CSE630 Homework 6: Reinforcement learning

Due: Must be submitted by Friday, June 3 at 11:59 PM
1 point late penalty for each minute late

Submit instructions:

Write up all of your answers in a text editor so that it can be submitted electronically. Put all of the files you want to submit in a directory on STDSUN, and submit it using the command:

> submit c630aa lab6 (lab6_dir)

Where lab6_dir is the directory containing the files you want to submit.

General problem description

In this homework, you have two options: you can treat this as a pencil-and-paper exercise, or as a programming assignment. If you successfully complete this homework (both parts) as a programming assignment, it will be worth an extra 25 bonus points.

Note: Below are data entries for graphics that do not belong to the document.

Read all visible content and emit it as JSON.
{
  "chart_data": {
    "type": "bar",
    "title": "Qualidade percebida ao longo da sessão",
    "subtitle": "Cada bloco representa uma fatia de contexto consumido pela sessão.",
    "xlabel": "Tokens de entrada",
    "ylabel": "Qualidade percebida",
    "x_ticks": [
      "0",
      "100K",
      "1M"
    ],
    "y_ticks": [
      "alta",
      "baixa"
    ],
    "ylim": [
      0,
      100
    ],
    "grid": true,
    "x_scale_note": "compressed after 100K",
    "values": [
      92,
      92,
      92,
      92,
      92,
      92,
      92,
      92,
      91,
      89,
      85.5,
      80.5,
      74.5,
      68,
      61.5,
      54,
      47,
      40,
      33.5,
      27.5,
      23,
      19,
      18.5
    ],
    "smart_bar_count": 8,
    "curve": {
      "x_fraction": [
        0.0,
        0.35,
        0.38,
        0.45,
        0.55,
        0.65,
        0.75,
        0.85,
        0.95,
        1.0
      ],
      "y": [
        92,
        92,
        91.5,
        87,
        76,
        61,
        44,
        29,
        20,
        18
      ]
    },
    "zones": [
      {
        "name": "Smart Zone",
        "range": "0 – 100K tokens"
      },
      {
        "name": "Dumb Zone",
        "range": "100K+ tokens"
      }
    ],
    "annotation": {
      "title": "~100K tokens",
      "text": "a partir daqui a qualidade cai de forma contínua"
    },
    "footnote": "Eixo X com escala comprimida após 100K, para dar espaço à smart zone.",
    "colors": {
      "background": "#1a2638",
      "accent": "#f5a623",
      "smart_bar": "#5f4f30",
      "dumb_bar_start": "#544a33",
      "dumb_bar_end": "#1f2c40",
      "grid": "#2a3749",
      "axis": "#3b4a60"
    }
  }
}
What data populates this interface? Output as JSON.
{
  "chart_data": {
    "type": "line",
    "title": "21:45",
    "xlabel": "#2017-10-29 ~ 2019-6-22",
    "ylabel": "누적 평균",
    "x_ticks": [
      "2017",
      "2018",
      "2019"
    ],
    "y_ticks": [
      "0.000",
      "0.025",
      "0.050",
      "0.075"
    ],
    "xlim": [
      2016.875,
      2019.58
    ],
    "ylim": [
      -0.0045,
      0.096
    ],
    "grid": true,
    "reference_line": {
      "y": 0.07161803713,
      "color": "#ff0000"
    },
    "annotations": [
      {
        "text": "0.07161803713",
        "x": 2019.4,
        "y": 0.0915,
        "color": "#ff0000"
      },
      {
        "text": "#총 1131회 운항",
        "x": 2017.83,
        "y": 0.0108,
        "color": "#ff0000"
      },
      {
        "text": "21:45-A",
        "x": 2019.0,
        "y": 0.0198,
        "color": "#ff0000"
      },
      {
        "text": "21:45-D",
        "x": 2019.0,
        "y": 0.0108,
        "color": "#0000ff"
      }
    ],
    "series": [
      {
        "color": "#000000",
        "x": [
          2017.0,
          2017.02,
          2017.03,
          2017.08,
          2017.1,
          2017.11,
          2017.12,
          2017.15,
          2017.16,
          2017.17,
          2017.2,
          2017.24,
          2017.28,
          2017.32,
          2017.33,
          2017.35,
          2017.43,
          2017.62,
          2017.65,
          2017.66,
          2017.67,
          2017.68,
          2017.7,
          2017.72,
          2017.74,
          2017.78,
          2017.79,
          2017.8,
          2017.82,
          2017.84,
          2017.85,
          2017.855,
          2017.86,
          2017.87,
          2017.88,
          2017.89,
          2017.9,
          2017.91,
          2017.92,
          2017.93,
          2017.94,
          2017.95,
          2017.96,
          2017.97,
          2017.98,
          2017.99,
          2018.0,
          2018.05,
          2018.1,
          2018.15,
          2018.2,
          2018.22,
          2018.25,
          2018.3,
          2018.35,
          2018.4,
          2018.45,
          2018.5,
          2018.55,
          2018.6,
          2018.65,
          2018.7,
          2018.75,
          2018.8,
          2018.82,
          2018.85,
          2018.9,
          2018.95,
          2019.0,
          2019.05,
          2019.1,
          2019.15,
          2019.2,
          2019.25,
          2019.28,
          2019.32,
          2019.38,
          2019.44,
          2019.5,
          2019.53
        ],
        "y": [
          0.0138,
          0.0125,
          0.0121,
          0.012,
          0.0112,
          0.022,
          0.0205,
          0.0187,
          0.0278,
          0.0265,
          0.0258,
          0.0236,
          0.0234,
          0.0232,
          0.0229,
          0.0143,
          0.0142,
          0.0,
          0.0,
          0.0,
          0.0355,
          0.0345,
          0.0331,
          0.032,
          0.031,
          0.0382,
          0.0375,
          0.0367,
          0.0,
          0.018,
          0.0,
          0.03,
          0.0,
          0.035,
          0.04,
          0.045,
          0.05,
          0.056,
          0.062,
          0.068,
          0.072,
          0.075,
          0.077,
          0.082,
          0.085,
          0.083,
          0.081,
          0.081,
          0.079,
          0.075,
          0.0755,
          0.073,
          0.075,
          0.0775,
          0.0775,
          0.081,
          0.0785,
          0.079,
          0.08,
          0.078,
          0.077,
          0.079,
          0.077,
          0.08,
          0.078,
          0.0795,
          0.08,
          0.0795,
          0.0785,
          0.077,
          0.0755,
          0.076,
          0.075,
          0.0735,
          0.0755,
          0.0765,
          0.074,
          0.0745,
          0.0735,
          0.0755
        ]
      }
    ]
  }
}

A transportation pod has appeared and you get inside. There are three buttons on the control panel: scarlet, gray, and black. If you press one of these buttons it will take you to a place on campus. Some places have a reward: +1 if it's a good place, -1 if it's a bad place. Obviously you want to learn to get to the good places and avoid the bad ones. Any other state has a reward of -.04 (i.e. the agent would like to get to a positive reward rather than hanging around in the environment. Your job is to get an agent to figure out what's the right button to press at every place that the machine goes to (in this case, 10 places). In other words, you want to find the optimal policy from all states.

You should use the Bellman update equation (17.6) to perform value iteration, i.e.:

U(s,i+1) <-- R(s) + gamma * maxa sums' T(s,a,s')U(s',i)

where U(s,i) is the utility of state s at iteration i, R(s) is the reward in state s, T is the transition probability from s to s' given action a. Assume that gamma=1 for these problems.

Problem 1

Problem 1 is a world with deterministic actions, meaning that if you do action a in state s, it will lead to some state s' with probability 1 and for all other states, probability 0. Thus T(s,a,s') = 1 for that state s'.

Use the following algorithm (based on value iteration) to compute the utilities by exploring the space. You will need to keep track of the utilities of the states you encounter.

You should record each state you are in, the "best action" and the updates you make to the utility. For example, if you are in state 1 (which has reward -.04) and the "Blue" action takes you to state 2 (which has utility -.02) and the "Red" action takes you to state 3 (which has utility -.05):

State: 1  Best: Blue  Utility(1)= -.04 + (1*-.02) = -.06 

You may choose to do this via a computer program, in which case you should output this information as well as turn in the code. Here are the descriptions for each state and the transition table for the states. The description file has the following format:
statenumber,place name,image file,reward,comment
You only care aboue the statenumber and reward (possibly the place name as well). The transitions file has the format:
transition_from_state,action,transition_to_state1,prob1,transition_to_state2,prob2,...
For this first problem, the actions are deterministic, so prob1 should be 1.0 and there won't be other states that are transitioned to.

The result you compute should have for each state the utility and policy for that state:

Results
-------
State 1: Utility=0.2 Policy=Blue
State 2: Utility=0.3 Policy=Red
...

(This example may or may not be related to the actual best policy; it's just for demonstation.)

Example

We've created a related example to show you what the output should look like. Note that the reward structure is slightly different here. (You may find it easier to have two browser windows open at once to look at what's going on.)

Problem 2

Problem 2 uses the same state space, but now when you choose an action, it is non-deterministic. The probabilities of reaching each state are shown by the action link. The probabilities do not change over time.

Now, when you do the Bellman updates, there may be more than one state in the summation. The transition probabilities T(s,a,s') are given by the actions on the web page.

Again, if you want to do this in a computer program, the transition tables for problem 2 are here.

Write up your answers in the same way: record all of the states you visit and the utility updates, and then the final utilities/policy.